KUALA LUMPUR, Aug. 13 (Xinhua) -- Malaysia's economy expanded by a moderate 4.9 percent in the second quarter of 2015, compared with 5.6 percent in the first quarter.
The central bank said the private sector remained the key driver of growth during the quarter.
Private consumption expanded at a more moderate rate of 6.4 percent compared with 8.8 percent in the last quarter as households adjust to the implementation of the Goods and Services Tax (GST) in April, the central bank said in a statement on Thursday.
The growth in private investment slowed down to 3.9 percent compared with 11.7 percent in the first quarter, due to a decline in spending on machinery and equipment, especially in the transportation segment, and slower investment in dwelling services.
Malaysia is on the same page with the global economy, which also saw a moderate pace expansion, said central bank Governor Zeti Akhtar Aziz.
The Malaysia ringgit weakened beyond 4 ringgit to a dollar this week for the first time since the 1998 financial crisis. It has dropped about 13 percent against the U.S. dollar this year, making it one of the weakest performing currencies in Asia.
But Zeti ruled out a fix exchange rate that the government implemented at the height of the financial crisis in 1998.
The central bank said the Malaysian economy is expected to remain on a steady growth path, with domestic demand continuing to be the key driver of growth.
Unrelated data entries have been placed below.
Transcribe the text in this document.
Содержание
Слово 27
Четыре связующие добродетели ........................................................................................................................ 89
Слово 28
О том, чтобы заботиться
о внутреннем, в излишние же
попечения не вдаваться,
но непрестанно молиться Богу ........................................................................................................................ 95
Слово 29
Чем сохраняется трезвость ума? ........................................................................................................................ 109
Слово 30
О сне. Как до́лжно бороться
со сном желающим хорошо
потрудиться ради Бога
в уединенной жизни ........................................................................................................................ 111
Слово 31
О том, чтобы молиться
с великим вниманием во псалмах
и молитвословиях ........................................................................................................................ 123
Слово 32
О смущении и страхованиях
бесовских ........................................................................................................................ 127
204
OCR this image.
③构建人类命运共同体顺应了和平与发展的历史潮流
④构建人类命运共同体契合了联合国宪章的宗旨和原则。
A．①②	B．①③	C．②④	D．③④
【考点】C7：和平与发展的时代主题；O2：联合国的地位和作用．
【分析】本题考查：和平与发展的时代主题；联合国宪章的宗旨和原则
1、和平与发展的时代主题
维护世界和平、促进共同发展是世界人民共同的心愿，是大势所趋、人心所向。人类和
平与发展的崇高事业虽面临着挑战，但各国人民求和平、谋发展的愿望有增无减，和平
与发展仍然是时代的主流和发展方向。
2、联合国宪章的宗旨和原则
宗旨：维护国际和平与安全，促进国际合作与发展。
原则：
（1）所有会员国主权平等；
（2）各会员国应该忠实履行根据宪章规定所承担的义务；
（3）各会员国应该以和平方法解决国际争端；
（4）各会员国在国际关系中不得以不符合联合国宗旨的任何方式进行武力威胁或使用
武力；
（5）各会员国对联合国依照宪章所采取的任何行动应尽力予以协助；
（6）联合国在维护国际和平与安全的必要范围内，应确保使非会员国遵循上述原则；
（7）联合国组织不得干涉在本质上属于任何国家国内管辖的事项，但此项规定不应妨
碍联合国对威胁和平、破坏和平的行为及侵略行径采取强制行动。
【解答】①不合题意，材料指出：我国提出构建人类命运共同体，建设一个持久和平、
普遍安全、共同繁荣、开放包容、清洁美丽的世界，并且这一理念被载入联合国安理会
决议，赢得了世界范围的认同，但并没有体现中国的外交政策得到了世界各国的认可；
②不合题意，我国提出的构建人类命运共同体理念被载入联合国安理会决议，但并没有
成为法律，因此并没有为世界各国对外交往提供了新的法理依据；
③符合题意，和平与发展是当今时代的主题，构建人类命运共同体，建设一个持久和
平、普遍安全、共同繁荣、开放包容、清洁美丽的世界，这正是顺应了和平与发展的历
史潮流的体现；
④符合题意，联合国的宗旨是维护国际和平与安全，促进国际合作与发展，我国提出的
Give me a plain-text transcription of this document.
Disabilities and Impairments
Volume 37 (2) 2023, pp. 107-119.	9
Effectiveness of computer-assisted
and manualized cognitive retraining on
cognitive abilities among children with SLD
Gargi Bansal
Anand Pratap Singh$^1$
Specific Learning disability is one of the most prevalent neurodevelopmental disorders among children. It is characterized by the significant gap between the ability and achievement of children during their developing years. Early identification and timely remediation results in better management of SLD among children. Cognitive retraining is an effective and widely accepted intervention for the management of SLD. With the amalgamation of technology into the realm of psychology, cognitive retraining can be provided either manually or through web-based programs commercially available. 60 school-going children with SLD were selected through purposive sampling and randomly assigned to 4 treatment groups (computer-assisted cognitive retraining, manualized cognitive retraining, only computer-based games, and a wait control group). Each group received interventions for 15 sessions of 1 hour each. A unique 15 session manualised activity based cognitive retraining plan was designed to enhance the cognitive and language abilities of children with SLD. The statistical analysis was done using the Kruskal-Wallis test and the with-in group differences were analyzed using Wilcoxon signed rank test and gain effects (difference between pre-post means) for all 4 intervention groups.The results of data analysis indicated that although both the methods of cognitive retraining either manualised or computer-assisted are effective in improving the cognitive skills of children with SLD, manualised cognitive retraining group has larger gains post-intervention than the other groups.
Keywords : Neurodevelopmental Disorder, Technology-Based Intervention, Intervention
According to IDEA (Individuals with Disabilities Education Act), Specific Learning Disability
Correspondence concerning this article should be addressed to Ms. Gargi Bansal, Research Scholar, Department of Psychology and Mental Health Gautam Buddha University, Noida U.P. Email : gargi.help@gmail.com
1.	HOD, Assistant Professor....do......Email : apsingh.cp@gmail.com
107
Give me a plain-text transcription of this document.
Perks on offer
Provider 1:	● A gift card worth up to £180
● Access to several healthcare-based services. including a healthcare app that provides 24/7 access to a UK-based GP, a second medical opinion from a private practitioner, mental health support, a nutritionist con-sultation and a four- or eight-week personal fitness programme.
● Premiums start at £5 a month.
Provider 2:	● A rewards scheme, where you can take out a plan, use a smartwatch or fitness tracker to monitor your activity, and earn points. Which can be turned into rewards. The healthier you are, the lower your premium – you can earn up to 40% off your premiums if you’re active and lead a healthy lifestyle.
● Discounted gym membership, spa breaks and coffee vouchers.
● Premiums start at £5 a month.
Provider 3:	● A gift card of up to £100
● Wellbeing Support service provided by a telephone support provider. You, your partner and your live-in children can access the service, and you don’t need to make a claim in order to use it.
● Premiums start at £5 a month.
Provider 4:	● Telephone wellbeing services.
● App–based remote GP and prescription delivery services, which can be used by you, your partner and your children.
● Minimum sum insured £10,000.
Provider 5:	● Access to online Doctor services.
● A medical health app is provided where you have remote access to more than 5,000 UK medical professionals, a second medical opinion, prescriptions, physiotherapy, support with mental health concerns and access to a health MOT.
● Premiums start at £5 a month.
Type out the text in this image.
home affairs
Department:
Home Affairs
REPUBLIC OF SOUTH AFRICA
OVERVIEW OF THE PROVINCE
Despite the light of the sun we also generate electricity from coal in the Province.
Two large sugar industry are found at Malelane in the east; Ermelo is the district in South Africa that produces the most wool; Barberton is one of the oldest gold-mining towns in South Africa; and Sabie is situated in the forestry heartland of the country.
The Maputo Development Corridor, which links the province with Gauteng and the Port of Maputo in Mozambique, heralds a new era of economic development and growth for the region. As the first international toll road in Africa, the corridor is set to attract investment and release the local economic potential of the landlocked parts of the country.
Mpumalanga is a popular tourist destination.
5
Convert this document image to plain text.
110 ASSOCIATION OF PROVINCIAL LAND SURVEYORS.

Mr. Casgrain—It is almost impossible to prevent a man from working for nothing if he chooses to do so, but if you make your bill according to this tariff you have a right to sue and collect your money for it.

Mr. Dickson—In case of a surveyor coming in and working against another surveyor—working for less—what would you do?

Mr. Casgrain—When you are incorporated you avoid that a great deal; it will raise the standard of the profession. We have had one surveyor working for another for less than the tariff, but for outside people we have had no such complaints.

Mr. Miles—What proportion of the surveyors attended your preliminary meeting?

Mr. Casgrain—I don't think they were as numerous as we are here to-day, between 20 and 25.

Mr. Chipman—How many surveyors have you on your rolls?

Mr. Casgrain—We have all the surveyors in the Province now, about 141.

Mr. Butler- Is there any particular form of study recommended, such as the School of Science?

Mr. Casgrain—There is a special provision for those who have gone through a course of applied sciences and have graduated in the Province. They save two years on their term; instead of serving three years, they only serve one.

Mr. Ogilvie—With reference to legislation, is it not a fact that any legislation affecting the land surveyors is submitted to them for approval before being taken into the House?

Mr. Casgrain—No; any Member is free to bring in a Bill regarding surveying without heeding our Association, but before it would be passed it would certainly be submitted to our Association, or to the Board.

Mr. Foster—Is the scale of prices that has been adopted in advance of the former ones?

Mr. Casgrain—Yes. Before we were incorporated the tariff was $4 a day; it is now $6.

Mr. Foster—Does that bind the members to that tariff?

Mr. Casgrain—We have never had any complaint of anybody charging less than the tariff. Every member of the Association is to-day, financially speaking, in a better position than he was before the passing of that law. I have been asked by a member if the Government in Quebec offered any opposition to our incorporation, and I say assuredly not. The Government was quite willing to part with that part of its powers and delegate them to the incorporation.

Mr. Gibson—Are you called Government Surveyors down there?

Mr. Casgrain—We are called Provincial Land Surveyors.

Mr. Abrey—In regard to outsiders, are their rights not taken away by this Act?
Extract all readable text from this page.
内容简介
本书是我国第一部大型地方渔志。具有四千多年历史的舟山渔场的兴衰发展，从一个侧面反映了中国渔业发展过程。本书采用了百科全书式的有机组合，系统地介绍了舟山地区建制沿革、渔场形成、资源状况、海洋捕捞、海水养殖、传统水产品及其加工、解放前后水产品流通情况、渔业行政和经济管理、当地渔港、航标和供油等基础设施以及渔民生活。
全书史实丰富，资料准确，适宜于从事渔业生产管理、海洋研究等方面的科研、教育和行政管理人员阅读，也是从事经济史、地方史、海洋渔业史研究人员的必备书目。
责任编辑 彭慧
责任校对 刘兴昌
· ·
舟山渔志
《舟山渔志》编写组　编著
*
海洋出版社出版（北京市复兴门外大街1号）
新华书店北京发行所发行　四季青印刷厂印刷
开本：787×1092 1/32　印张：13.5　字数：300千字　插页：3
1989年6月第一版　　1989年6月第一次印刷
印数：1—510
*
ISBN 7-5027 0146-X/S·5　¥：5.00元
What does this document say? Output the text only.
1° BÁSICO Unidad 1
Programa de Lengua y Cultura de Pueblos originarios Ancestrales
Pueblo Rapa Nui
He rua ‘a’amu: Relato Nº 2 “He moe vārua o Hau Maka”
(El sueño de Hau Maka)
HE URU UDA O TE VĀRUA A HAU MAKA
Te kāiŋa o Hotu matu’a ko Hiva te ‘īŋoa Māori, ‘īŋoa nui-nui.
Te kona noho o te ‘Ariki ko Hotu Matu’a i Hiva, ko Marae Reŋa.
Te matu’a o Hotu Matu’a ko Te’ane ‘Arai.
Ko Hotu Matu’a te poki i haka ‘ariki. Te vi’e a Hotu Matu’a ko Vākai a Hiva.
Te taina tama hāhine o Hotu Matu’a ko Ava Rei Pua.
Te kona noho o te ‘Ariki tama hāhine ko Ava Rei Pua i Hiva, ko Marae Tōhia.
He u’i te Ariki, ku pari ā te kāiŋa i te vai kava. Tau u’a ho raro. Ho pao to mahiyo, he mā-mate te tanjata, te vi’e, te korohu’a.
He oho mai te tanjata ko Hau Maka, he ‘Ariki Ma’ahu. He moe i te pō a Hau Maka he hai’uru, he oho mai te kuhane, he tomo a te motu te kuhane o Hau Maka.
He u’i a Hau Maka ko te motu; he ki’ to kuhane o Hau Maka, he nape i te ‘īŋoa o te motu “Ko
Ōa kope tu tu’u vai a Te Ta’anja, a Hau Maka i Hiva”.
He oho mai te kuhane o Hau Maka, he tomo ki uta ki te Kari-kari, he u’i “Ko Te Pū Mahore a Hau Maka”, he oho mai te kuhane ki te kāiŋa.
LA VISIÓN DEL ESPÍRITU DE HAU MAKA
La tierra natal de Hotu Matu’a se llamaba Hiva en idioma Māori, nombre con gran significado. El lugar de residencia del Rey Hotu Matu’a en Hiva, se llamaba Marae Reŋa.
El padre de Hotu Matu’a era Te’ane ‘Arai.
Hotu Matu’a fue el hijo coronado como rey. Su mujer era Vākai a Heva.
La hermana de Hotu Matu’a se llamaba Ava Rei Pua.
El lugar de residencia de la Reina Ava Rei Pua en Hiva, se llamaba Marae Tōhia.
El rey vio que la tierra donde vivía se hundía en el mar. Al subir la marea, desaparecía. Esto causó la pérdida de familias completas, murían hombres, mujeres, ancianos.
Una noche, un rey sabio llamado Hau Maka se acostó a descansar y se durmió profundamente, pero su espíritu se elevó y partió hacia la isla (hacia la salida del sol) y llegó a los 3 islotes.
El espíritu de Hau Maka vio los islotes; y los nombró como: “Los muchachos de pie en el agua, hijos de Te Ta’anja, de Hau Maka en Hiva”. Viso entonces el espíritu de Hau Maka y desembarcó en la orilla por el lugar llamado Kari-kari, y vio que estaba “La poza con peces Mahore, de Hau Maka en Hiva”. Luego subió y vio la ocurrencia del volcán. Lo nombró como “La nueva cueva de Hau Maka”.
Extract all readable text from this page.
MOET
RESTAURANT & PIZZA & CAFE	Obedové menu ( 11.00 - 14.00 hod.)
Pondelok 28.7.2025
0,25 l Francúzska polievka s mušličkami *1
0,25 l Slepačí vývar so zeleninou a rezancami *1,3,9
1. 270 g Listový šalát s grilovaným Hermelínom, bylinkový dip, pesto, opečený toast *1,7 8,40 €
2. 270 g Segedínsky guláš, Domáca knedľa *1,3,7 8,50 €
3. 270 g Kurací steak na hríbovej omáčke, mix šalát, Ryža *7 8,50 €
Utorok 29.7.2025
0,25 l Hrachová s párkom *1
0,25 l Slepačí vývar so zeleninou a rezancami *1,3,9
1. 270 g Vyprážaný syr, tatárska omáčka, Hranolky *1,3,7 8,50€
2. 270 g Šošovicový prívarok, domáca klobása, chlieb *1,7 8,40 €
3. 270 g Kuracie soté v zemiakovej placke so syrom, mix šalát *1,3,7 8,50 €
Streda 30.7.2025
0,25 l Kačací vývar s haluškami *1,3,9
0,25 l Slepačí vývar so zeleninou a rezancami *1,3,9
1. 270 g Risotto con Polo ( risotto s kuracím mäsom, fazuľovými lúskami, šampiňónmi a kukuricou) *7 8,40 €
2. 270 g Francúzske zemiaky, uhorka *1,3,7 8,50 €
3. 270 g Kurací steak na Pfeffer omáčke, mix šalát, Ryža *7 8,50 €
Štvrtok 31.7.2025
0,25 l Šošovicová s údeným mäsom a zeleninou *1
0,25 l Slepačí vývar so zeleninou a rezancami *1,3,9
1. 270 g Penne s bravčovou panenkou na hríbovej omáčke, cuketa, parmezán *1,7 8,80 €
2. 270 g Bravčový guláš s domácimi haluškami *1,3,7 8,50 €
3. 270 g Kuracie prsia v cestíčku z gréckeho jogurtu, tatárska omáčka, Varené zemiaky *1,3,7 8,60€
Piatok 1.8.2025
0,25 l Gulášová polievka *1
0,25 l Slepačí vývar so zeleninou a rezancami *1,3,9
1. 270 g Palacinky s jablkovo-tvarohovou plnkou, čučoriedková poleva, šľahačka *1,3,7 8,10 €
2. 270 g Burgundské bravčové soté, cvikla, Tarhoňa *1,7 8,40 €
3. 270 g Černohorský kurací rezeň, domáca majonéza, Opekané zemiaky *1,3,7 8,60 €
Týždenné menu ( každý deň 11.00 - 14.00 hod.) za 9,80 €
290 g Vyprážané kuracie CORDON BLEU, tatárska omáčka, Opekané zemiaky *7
"Private consumption is expected to continue to adjust to the introduction of the Goods and Services Tax (GST), although wage growth and stable labor market conditions would provide support to household spending," it said.
The central bank added that the Investment activity would be supported by capital spending in the manufacturing and services sectors, as well as for infrastructure projects. These developments will contribute towards offsetting the weaker performance of the external sector.